Personal Finance is a Mint alternative that is simplified and consists of only one dashboard and two cards. The goal is to create the simplest while effective interface to track your way toward your financial goals.
After switching between Mint, Personal Capital and a few other apps to see my combined bank account balance, I realized that I have never used the complicated budgeting tools and spend time looking at colorful pie charts to analyze spending patterns. I couldn’t help but wonder, is it just me?
I interviewed eight friends age 20-30 that lives in New York City. Four of them and working and four of them are in school. Here are the key insights that I found from the interviews:
About Budgeting Tools
- None of them are using budgeting tools for their personal expenses. However, six out of eight claims that they keep track of category spending in their head.
- Seven out of eight have never attempted to use in-app budgeting tools.
About Spending Category
- Five out of eight prefer numbers over pie charts in category spending, because different categories are not comparable. Many thinks numbers give stronger impressions and when they see a pie chart they don’t really pay attention to or remember the proportions.

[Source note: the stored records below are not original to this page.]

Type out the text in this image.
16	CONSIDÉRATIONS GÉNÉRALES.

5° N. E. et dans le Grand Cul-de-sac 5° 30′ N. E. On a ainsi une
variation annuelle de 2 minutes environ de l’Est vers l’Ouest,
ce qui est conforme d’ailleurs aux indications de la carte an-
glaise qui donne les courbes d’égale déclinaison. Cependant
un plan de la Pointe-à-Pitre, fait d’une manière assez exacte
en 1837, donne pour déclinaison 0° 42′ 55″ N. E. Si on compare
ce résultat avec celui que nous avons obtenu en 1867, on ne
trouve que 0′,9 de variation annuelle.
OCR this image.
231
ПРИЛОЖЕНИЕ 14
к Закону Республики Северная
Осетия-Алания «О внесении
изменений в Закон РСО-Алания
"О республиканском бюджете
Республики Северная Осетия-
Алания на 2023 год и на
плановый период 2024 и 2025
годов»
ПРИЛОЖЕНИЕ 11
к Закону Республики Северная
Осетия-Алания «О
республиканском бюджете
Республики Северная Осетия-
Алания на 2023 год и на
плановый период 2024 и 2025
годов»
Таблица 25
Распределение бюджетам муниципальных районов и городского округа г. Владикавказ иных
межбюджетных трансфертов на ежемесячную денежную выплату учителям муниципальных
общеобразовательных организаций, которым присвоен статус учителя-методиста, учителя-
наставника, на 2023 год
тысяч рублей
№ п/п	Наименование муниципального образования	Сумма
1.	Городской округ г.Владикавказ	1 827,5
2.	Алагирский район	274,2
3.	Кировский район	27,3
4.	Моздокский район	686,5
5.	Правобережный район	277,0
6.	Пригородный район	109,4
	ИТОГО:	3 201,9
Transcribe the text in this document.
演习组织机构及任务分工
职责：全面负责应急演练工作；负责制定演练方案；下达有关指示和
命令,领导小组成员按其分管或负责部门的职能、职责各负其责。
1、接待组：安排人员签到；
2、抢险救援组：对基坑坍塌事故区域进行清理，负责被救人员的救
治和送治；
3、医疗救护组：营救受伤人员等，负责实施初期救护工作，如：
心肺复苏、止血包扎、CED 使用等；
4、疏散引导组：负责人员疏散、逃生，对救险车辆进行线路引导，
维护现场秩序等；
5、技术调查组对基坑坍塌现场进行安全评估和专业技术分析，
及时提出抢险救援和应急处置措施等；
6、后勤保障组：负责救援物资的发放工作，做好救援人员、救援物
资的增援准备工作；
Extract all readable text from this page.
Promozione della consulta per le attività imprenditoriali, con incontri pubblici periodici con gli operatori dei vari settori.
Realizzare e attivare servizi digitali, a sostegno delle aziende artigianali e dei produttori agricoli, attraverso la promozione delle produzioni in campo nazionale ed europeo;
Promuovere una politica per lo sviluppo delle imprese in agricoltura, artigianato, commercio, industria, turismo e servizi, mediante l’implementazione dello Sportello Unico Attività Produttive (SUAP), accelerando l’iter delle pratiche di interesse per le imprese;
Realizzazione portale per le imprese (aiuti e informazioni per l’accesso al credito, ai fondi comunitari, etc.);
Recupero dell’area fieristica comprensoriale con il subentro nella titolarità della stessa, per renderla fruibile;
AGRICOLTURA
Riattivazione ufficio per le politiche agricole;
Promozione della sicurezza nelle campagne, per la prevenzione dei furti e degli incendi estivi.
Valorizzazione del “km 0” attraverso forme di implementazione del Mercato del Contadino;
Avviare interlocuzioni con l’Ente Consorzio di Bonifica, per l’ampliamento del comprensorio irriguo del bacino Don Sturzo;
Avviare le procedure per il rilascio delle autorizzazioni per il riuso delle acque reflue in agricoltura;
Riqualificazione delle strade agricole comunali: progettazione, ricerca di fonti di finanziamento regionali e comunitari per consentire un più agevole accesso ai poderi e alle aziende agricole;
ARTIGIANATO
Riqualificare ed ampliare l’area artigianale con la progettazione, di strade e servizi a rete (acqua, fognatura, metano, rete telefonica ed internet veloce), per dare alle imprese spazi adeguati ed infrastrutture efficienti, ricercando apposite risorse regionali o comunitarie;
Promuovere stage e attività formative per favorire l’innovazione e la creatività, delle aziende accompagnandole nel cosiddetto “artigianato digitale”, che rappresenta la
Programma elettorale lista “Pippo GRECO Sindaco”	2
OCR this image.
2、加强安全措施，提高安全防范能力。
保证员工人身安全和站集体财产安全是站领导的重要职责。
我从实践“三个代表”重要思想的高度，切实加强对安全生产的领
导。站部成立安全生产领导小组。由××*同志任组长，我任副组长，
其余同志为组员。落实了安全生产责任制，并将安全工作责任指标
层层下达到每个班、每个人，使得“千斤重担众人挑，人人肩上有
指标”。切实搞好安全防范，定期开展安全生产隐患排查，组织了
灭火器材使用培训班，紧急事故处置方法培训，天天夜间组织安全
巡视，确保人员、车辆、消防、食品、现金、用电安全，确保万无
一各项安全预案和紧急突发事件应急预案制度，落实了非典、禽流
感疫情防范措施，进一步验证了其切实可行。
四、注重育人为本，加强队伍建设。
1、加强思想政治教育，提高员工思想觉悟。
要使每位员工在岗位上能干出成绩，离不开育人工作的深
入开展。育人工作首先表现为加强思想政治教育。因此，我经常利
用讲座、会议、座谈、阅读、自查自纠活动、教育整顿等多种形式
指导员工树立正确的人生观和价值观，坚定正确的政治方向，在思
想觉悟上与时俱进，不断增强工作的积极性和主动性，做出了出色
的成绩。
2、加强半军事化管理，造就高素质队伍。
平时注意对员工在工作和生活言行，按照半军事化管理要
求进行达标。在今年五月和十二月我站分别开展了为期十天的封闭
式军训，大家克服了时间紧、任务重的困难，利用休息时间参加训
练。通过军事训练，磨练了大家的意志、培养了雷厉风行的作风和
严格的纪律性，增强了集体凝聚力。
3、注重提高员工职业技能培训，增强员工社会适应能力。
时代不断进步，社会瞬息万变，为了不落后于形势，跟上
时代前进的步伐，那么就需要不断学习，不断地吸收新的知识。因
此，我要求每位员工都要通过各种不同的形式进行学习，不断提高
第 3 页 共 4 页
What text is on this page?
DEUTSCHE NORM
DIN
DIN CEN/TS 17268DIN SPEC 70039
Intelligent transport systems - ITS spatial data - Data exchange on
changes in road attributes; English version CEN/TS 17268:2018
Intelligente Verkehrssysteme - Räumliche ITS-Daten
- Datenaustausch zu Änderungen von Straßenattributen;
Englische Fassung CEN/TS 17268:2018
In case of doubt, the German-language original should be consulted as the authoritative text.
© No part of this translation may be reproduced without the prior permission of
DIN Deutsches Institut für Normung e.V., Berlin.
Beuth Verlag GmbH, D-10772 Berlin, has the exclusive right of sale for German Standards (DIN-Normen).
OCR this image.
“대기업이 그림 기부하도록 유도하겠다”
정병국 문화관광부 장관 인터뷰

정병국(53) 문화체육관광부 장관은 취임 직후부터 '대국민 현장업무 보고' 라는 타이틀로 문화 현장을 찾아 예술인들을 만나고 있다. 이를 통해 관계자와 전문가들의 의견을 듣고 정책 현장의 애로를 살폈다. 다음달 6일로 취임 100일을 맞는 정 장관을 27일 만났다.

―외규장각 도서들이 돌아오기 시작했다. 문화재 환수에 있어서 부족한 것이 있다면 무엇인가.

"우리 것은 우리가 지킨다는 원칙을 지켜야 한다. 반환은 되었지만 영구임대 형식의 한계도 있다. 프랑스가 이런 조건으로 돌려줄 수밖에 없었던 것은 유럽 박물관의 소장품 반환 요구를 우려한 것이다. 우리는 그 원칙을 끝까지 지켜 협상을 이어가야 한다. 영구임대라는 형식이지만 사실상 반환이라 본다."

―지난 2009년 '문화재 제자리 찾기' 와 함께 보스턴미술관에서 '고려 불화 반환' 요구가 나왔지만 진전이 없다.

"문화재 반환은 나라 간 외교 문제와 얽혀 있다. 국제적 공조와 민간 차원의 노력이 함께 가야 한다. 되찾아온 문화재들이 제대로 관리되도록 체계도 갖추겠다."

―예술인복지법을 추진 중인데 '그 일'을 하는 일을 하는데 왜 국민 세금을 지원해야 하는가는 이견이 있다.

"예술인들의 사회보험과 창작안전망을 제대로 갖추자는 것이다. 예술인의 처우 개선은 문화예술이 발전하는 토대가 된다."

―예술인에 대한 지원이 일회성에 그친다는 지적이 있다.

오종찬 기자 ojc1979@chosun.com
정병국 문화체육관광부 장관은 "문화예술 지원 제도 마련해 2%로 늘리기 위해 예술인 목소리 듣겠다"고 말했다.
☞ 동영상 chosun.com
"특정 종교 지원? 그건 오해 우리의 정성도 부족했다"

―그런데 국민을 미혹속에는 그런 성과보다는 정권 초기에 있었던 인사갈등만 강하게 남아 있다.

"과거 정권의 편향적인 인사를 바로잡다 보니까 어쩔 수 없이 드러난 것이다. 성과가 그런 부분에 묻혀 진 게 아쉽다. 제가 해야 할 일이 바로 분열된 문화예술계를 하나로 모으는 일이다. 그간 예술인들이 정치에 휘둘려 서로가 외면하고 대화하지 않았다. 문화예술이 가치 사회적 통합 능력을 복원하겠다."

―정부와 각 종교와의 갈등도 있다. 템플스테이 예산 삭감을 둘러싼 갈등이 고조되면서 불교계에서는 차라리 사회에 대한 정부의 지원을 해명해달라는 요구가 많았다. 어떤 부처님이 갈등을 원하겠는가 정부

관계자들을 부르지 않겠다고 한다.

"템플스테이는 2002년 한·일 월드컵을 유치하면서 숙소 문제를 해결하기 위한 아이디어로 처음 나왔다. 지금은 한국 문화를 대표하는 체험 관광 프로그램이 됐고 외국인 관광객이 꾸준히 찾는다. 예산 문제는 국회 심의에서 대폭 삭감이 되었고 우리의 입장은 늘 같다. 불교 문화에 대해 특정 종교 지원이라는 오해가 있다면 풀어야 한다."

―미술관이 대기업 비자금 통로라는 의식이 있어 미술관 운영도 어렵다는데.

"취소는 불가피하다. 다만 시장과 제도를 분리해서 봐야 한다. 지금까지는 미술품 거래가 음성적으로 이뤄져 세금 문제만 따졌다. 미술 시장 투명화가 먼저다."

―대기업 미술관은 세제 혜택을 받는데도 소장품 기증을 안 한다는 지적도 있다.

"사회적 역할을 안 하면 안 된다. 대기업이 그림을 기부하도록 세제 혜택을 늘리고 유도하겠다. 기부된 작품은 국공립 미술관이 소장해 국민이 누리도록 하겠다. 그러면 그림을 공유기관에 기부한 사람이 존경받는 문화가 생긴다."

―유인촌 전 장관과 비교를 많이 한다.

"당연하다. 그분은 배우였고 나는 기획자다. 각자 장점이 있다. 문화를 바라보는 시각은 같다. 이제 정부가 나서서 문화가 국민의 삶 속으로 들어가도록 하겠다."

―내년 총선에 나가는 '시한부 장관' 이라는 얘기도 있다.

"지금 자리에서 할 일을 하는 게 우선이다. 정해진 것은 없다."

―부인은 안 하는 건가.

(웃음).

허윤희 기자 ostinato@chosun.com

- Eight out of eight prefer category spending comparison with historical data over between categories. Many think different categories are not comparable.
So what do you look for when using a third-party app?
- The main reason many of them use a third-party app is for a combined view of different accounts from different banks. They think the read-only access to bank accounts make them few safe. For anything other than checking the balance and a recent transaction, they feel safer going to the bank’s own app.
From the research, I decided to start from zero. I distilled what they mostly need from such a third-party app instead of what feature I can take away.